Within the framework of the new safety standards in the Netherlands a stochastic subsoil schematization (Deltares, 2016) has been developed. This model, D-Soil, is based on much available data from the field combined with geotechnical and geological experience.
For any given location in the Netherlands the global position of the various layers in the subsoil are given, including scenarios (and their likelihood). Combining this information with the geometry of the dike and the results from laboratory or field tests, this information can be updated for designing purposes. This tool is very powerful and provides the engineer with sufficient data to make an initial design.
4.4.3 Hydrological situation#
The stability of the dike body depends primarily on the pore pressure and hydraulic head in and under the dike during design conditions. The design load is generally a water level, but heavy precipitation or wave overtopping may also occur. In addition to the still water level and the time-dependent fluctuation (section 4.2.2) The pore pressure is dependent on the groundwater flow, which in turn is depend on the geological conditions, the permeability, retention capacity and consolidation process. The geology of the Netherlands is largely comprised of relatively impermeable, weak, Holocene, upper layers, overlying relatively permeable and incompressible Pleistocene sand layers. This is called the Holland profile (Figure 4.22).
The entry point of groundwater flow during design conditions as shown in Figure 4.23, entering the ground via the unprotected foreland of the dike and exiting through the cover layer of the hinterland.

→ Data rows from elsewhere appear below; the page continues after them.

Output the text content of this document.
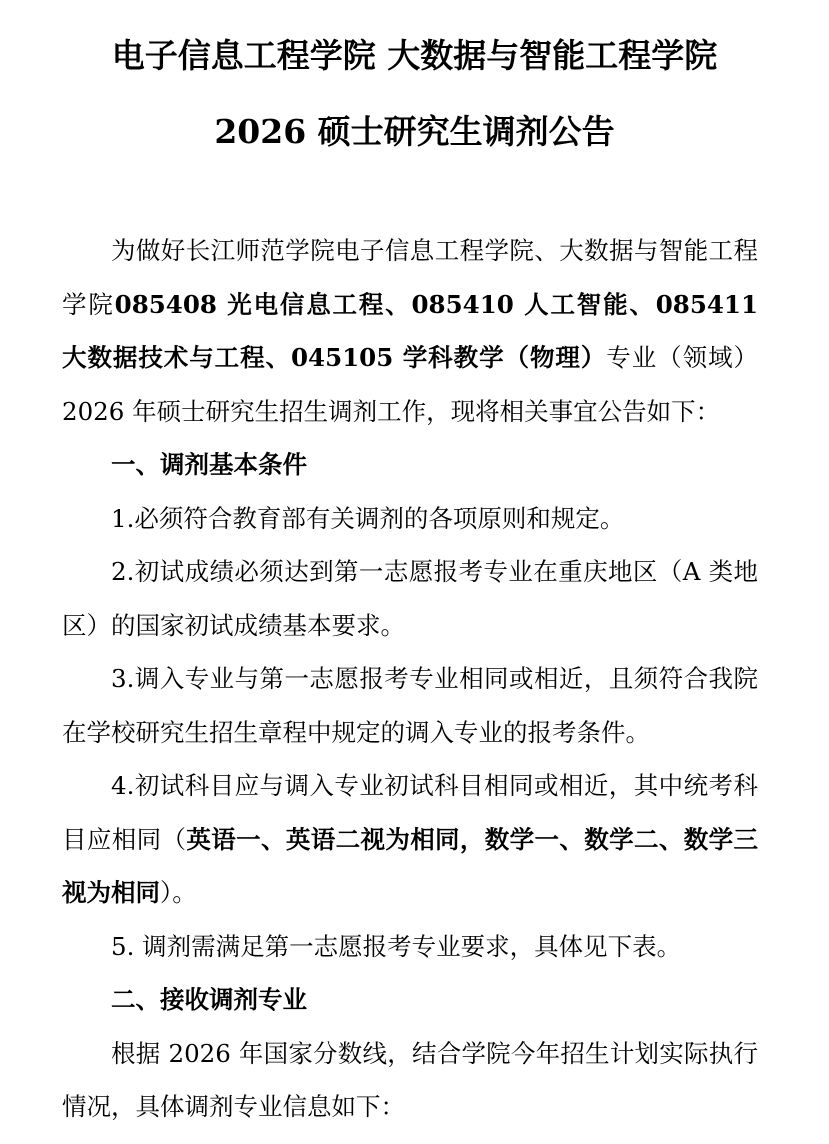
电子信息工程学院 大数据与智能工程学院
2026 硕士研究生调剂公告

为做好长江师范学院电子信息工程学院、大数据与智能工程学院085408 光电信息工程、085410 人工智能、085411 大数据技术与工程、045105 学科教学（物理）专业（领域）2026 年硕士研究生招生调剂工作，现将相关事宜公告如下：

一、调剂基本条件

1.必须符合教育部有关调剂的各项原则和规定。

2.初试成绩必须达到第一志愿报考专业在重庆地区（A 类地区）的国家初试成绩基本要求。

3.调入专业与第一志愿报考专业相同或相近，且须符合我院在学校研究生招生章程中规定的调入专业的报考条件。

4.初试科目应与调入专业初试科目相同或相近，其中统考科目应相同（英语一、英语二视为相同，数学一、数学二、数学三视为相同）。

5. 调剂需满足第一志愿报考专业要求，具体见下表。

二、接收调剂专业

根据 2026 年国家分数线，结合学院今年招生计划实际执行情况，具体调剂专业信息如下：
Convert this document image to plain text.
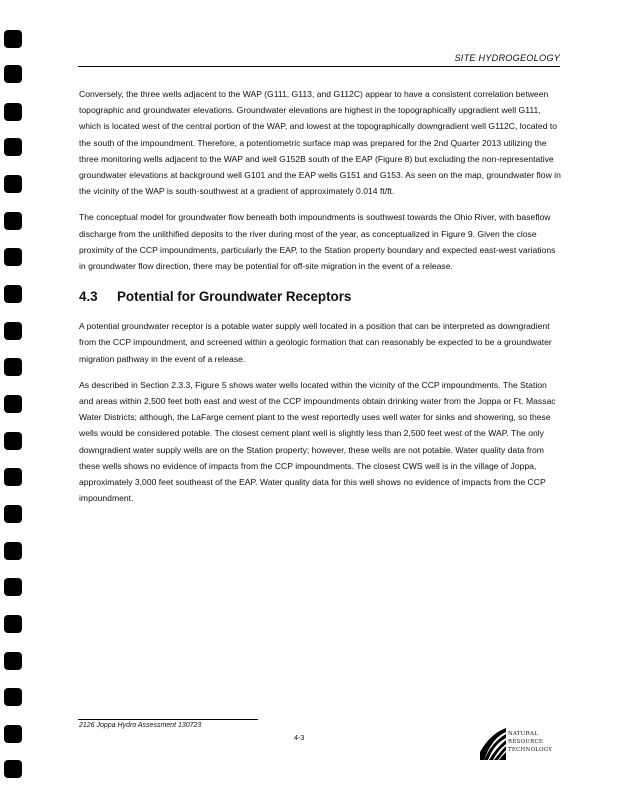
SITE HYDROGEOLOGY

Conversely, the three wells adjacent to the WAP (G111, G113, and G112C) appear to have a consistent correlation between topographic and groundwater elevations. Groundwater elevations are highest in the topographically upgradient well G111, which is located west of the central portion of the WAP, and lowest at the topographically downgradient well G112C, located to the south of the impoundment. Therefore, a potentiometric surface map was prepared for the 2nd Quarter 2013 utilizing the three monitoring wells adjacent to the WAP and well G152B south of the EAP (Figure 8) but excluding the non-representative groundwater elevations at background well G101 and the EAP wells G151 and G153. As seen on the map, groundwater flow in the vicinity of the WAP is south-southwest at a gradient of approximately 0.014 ft/ft.

The conceptual model for groundwater flow beneath both impoundments is southwest towards the Ohio River, with baseflow discharge from the unlithified deposits to the river during most of the year, as conceptualized in Figure 9. Given the close proximity of the CCP impoundments, particularly the EAP, to the Station property boundary and expected east-west variations in groundwater flow direction, there may be potential for off-site migration in the event of a release.

4.3	Potential for Groundwater Receptors

A potential groundwater receptor is a potable water supply well located in a position that can be interpreted as downgradient from the CCP impoundment, and screened within a geologic formation that can reasonably be expected to be a groundwater migration pathway in the event of a release.

As described in Section 2.3.3, Figure 5 shows water wells located within the vicinity of the CCP impoundments. The Station and areas within 2,500 feet both east and west of the CCP impoundments obtain drinking water from the Joppa or Ft. Massac Water Districts; although, the LaFarge cement plant to the west reportedly uses well water for sinks and showering, so these wells would be considered potable. The closest cement plant well is slightly less than 2,500 feet west of the WAP. The only downgradient water supply wells are on the Station property; however, these wells are not potable. Water quality data from these wells shows no evidence of impacts from the CCP impoundments. The closest CWS well is in the village of Joppa, approximately 3,000 feet southeast of the EAP. Water quality data for this well shows no evidence of impacts from the CCP impoundment.

2126 Joppa Hydro Assessment 130723
4-3	NATURAL
RESOURCE
TECHNOLOGY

Groundwater flow can be generally characterized as follows:
A 2-dimensional flow pattern in the vertical plane through the dike body and subsoil;
Horizontal flow in the sandy subsoil;
Vertical flow through the covering layer near the exit point.
Groundwater flow in the dike and subsoil can be described using:
The hydraulic head in the Pleistocene layer;
The location of the phreatic line;
The penetration length in the weak layer package.
For more details related to groundwater flow, reference is made to the Technical Report on soil structures Waterkeringen (1998) and Ch:Piping of these Lecture Notes.